Anayasa değişiklik paketinin Meclis'te oylanması sırasında ortaya çıkan görüntüler düzen cephesinde olup bitenlerin Türkiye'nin kaderini etkileme açısından önem yitirmeye başladığının kanıtıdır. Maddelerden birinin düşmesinin ardından muhalefet parti vekillerinin "milli kurtuluş" ilan ederek birbirlerini kucaklaması, AKP'li Burhan Kuzu'nun "yılgınlık yok direniş var" diye slogan atmaya başlaması, Ufuk Uras'ın belki de bu sloganı duyarak telaş içinde AKP'ye "tüm sosyalistler adına" desteğini sunması, sonraki maddelerin geçmesi üzerine hükümet partisinin yöneticilerinin gözyaşlarını tutamaması, ülkemizin sokulduğu rotayı değiştirme ya da etkileme yeteneğini yitirmiş değersizleşen aktörlerin yarattığı görüntü kirliliğinden ibarettir.

Burjuvazinin tercihi emekçi sınıfların doğrudan ya da dolaylı tarihsel kazanımlarının bütünüyle tasfiye edildiği bir Türkiye'dir. Düzen içindeki hesaplaşma ya da kilitlenme, ne diyecekseniz deyin, bunu değiştirmeyecektir.
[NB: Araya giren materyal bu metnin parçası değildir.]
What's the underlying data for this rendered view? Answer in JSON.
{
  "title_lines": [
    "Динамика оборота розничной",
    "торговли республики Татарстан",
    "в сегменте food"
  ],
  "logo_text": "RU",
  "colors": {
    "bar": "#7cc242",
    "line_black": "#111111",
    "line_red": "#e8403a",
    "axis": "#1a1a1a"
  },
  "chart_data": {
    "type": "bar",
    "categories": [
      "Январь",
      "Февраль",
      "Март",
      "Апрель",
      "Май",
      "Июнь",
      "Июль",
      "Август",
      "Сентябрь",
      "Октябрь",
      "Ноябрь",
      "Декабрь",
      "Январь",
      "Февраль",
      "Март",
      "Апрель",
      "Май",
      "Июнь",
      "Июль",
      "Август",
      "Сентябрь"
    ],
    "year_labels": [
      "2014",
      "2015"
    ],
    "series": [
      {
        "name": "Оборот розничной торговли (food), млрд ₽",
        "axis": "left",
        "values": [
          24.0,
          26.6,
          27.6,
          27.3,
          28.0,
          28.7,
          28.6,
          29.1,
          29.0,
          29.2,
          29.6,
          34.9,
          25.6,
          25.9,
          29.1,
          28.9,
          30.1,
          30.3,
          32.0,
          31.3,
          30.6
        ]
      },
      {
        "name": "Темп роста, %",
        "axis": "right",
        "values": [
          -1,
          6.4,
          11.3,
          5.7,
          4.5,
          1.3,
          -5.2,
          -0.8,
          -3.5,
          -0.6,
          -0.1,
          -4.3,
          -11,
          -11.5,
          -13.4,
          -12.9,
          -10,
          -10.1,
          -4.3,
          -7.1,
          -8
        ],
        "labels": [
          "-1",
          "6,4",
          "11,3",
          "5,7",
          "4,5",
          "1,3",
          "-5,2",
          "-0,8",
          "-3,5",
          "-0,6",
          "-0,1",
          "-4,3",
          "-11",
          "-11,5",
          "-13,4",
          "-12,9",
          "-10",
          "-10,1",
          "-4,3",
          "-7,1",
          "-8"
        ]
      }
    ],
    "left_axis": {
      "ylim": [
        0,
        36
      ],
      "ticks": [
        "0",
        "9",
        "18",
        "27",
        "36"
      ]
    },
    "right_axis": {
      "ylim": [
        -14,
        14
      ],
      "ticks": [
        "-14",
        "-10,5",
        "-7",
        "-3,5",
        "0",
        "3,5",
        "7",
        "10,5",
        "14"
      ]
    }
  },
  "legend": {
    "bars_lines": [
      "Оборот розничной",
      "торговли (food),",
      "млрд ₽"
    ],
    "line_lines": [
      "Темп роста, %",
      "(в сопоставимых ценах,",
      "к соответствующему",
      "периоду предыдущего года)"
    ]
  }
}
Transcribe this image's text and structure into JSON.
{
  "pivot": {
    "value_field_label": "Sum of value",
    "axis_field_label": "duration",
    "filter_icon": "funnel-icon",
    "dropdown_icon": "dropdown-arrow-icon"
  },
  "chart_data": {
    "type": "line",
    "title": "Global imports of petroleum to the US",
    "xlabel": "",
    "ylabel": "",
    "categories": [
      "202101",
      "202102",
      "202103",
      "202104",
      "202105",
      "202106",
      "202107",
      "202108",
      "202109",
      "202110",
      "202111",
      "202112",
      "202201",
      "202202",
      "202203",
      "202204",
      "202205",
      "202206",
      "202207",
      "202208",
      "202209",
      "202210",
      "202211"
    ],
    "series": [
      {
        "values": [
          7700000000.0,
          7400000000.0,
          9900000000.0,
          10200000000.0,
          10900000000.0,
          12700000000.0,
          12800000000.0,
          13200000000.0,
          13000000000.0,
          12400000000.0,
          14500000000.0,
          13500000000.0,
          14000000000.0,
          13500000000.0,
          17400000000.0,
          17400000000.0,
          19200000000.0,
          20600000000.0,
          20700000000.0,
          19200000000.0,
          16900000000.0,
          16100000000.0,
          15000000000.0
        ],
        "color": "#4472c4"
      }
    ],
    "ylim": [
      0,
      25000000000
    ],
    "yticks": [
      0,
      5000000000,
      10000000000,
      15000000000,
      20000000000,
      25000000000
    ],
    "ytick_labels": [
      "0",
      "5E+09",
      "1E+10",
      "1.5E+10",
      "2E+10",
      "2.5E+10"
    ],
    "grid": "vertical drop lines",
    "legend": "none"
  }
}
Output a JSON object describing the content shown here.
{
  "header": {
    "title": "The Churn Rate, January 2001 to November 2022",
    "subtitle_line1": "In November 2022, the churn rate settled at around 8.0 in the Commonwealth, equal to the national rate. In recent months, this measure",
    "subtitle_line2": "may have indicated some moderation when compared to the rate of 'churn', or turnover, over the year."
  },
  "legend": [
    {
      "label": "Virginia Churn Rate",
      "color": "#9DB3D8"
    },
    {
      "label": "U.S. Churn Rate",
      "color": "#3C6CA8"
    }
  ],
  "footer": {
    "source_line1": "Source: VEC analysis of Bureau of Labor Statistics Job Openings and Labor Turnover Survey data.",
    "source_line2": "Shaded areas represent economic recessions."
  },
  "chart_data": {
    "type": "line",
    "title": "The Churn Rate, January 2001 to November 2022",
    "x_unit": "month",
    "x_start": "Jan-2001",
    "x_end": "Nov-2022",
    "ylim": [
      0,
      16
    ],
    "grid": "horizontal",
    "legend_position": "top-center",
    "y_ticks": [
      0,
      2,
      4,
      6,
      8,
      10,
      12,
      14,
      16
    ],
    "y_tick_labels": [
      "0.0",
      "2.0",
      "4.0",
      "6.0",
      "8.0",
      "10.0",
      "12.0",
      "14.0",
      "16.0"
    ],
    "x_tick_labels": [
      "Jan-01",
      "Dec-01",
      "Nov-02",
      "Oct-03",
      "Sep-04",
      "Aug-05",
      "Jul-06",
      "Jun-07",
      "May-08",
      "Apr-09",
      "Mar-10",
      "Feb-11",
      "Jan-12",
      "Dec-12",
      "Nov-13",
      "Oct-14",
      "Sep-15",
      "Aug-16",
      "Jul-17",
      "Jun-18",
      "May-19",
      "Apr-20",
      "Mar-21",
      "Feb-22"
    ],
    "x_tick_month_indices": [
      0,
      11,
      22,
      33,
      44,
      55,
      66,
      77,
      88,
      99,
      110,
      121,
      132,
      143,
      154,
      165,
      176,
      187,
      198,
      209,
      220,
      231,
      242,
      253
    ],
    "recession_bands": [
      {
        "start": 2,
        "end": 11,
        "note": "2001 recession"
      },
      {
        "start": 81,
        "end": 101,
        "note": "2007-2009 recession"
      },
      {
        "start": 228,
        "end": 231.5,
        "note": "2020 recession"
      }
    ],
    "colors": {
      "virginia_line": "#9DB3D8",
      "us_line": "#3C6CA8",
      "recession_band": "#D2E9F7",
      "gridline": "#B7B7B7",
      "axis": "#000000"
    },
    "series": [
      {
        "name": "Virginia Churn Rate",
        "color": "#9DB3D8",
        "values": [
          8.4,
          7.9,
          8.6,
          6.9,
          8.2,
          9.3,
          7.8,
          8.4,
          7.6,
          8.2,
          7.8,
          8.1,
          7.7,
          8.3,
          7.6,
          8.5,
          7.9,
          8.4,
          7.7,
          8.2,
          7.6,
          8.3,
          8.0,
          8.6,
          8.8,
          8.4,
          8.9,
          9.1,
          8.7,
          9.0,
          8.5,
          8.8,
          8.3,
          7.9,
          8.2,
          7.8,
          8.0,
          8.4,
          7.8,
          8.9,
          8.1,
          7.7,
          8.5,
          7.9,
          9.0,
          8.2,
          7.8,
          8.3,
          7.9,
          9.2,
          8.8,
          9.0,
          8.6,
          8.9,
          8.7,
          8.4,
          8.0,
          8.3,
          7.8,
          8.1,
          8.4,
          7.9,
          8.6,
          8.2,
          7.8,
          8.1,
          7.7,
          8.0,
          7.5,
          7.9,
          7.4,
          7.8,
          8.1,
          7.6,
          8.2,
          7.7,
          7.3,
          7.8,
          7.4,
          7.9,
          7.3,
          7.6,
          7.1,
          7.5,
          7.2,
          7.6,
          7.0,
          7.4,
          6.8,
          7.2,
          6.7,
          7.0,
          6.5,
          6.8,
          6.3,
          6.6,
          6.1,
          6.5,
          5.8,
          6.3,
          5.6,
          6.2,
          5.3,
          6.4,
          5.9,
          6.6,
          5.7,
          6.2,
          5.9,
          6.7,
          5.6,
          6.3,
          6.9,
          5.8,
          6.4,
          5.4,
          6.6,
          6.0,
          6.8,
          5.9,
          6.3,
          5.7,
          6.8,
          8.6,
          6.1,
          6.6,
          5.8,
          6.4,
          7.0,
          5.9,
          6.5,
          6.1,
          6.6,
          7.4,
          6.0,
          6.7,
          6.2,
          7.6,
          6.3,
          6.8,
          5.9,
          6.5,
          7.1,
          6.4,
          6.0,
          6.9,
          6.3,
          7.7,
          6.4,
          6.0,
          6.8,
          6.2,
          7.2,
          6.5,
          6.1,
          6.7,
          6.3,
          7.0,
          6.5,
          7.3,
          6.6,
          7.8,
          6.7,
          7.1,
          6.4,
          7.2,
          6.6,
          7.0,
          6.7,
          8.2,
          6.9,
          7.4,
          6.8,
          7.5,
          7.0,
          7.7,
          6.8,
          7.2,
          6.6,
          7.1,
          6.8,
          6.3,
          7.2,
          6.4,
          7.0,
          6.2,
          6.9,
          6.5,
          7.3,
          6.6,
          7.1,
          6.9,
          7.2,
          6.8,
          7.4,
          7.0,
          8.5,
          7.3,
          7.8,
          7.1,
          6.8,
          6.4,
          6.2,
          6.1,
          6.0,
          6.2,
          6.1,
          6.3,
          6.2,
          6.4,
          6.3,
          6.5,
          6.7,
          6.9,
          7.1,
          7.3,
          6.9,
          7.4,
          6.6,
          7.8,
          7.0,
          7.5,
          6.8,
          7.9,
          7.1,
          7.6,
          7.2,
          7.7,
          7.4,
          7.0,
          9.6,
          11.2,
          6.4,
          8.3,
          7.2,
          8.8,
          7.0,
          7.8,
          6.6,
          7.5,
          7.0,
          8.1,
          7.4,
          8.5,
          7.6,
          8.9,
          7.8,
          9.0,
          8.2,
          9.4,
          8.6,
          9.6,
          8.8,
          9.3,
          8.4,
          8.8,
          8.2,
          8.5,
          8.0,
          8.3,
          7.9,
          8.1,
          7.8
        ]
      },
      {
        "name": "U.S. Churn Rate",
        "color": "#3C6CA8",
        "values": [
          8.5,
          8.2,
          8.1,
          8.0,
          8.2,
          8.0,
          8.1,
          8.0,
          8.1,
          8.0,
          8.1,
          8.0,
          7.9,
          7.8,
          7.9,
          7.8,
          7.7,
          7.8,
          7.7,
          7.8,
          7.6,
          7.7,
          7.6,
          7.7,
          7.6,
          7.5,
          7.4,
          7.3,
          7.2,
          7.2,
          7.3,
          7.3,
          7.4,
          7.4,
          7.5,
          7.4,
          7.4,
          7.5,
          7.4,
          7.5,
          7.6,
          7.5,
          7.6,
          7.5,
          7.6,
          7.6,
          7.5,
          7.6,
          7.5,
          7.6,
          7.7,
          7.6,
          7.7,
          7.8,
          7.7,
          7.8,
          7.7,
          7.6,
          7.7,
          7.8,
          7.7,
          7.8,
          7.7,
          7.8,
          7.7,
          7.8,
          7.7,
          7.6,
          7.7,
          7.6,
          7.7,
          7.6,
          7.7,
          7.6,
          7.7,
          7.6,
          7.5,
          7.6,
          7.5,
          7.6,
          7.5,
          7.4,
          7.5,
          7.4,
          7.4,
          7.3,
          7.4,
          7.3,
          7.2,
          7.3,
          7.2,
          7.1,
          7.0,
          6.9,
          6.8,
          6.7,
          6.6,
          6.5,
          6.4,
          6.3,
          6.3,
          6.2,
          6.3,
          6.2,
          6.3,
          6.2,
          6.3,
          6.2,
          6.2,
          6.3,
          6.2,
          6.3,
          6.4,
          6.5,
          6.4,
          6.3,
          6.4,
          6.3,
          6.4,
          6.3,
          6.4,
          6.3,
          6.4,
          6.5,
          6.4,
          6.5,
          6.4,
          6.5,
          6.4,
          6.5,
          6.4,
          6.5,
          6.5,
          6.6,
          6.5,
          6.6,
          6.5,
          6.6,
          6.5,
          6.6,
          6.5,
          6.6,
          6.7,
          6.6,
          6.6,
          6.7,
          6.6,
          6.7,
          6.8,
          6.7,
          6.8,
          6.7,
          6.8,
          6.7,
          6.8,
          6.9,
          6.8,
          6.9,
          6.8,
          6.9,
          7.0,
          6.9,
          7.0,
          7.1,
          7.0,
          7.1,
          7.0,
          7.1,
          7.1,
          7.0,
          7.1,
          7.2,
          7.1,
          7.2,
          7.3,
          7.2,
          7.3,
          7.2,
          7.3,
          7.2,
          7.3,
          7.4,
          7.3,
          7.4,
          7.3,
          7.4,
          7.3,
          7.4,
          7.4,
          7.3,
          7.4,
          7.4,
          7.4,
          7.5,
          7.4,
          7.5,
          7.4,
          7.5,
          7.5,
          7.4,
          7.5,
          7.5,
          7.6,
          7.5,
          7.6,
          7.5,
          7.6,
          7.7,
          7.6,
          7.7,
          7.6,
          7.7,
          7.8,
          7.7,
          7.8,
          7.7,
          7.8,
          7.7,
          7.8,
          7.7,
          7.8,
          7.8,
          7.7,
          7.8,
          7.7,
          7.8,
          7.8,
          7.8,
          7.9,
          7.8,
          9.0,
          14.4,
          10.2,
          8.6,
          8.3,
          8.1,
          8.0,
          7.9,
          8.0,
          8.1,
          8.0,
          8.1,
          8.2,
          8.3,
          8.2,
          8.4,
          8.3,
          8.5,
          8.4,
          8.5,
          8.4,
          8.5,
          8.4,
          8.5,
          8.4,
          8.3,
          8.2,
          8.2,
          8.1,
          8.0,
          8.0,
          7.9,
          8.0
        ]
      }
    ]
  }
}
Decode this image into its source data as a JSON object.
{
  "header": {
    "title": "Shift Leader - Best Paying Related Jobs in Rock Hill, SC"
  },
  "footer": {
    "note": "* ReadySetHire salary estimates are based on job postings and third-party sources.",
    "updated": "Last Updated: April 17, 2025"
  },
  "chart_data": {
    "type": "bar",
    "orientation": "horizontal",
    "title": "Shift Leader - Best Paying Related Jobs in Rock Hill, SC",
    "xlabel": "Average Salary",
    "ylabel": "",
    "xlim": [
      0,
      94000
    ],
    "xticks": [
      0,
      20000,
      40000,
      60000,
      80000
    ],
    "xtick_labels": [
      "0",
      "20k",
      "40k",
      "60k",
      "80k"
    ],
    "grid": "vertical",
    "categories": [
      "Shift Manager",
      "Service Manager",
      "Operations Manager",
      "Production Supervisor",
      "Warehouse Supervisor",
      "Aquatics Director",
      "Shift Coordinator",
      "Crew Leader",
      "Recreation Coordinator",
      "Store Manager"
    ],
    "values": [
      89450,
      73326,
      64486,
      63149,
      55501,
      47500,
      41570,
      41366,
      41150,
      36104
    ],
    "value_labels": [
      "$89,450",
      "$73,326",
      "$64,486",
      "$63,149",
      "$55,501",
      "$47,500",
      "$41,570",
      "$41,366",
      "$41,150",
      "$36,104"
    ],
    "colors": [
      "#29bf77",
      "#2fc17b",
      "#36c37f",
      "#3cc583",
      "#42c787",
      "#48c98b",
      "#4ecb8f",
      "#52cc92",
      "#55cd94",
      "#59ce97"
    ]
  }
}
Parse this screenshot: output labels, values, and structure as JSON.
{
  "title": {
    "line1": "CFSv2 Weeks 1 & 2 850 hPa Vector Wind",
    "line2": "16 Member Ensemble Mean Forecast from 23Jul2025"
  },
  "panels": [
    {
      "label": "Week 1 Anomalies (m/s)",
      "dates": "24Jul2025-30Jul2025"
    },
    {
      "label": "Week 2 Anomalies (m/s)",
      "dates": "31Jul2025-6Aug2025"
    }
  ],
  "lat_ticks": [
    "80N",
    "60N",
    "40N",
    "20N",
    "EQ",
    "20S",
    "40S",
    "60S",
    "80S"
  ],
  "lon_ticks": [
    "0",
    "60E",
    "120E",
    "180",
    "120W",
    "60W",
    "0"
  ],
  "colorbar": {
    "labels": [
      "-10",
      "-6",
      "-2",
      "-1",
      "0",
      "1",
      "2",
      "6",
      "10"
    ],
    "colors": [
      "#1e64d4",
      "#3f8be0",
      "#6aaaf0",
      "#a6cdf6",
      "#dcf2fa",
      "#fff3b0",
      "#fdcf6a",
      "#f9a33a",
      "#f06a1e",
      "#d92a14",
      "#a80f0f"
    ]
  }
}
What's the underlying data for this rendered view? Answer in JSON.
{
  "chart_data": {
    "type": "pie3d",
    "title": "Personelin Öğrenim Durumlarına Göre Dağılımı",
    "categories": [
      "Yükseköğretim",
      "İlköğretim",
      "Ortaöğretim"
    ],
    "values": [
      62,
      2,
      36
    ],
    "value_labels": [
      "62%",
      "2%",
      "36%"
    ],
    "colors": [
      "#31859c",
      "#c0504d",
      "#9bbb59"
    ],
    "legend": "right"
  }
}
Gericileşme ve bağımlılığın güçlendirilmesi, özelleştirme süreci ile, işçi ücretlerinin geriletilmesi ile, esnek üretim faşizmi ile yakından alakalıdır.

Yunanistan'da somut kazanımlarına el uzatılan işçi sınıfının çok sert bir direniş göstermesinin nedeni yalnızca bu ülkede sınıf hareketinin geleneksel diriliği değil, sermaye sınıfının bu saldırılara ideolojik destek sunamaması ve tarihsel referanslara dokunamamasıdır da.

Türkiye'de 12 Eylül'ün uzantısı "liberal" siyasetler geniş yığınların gözünü kör eden toplumsal girdilerde bulundular. Özal-Çiller-Erdoğan çizgisi ve bu çizgiye yumuşak geçişte yardımcı olan Demirel-Ecevit ikilisi sermaye sınıfının eşsiz kârlar elde ettiği gericileşme-bağımlılık denklemine yoksul kitlelerden "onay" gelmesini sağladılar.

Görevlerini yaptılar.

Şimdi sermaye sınıfının 30 yıllık büyük operasyonuna karşı sınıfsal bir meydan okuma gerekiyor. Sonuçlar ortada felaket, çöküş, yıkım, saldırı, hesaplaşma neyle kodlarsanız kodlayın, Türkiye emek ile sermaye arasında giderek yükselecek bir kavgaya tanık olacak.

Emekçi kitlelerin mücadelesi yükseldikçe düzen içi dengelerin ürettiği kire kurban giden önemli hesaplaşma başlıkları bambaşka bir mecrada akmaya başlayacak.

Sermaye sınıfı ve emperyalizm kaybedecek, aynı anlama gelmek üzere gericilik ve işbirlikçilik de kaybedecek.

Bir başka ifadeyle, işçi sınıfı, yurtseverlik ve aydınlanmacılıkla kazanacak!

Sınıfa karşı sınıf!

Gerici ve işbirlikçi bir sınıfa karşı sınıf!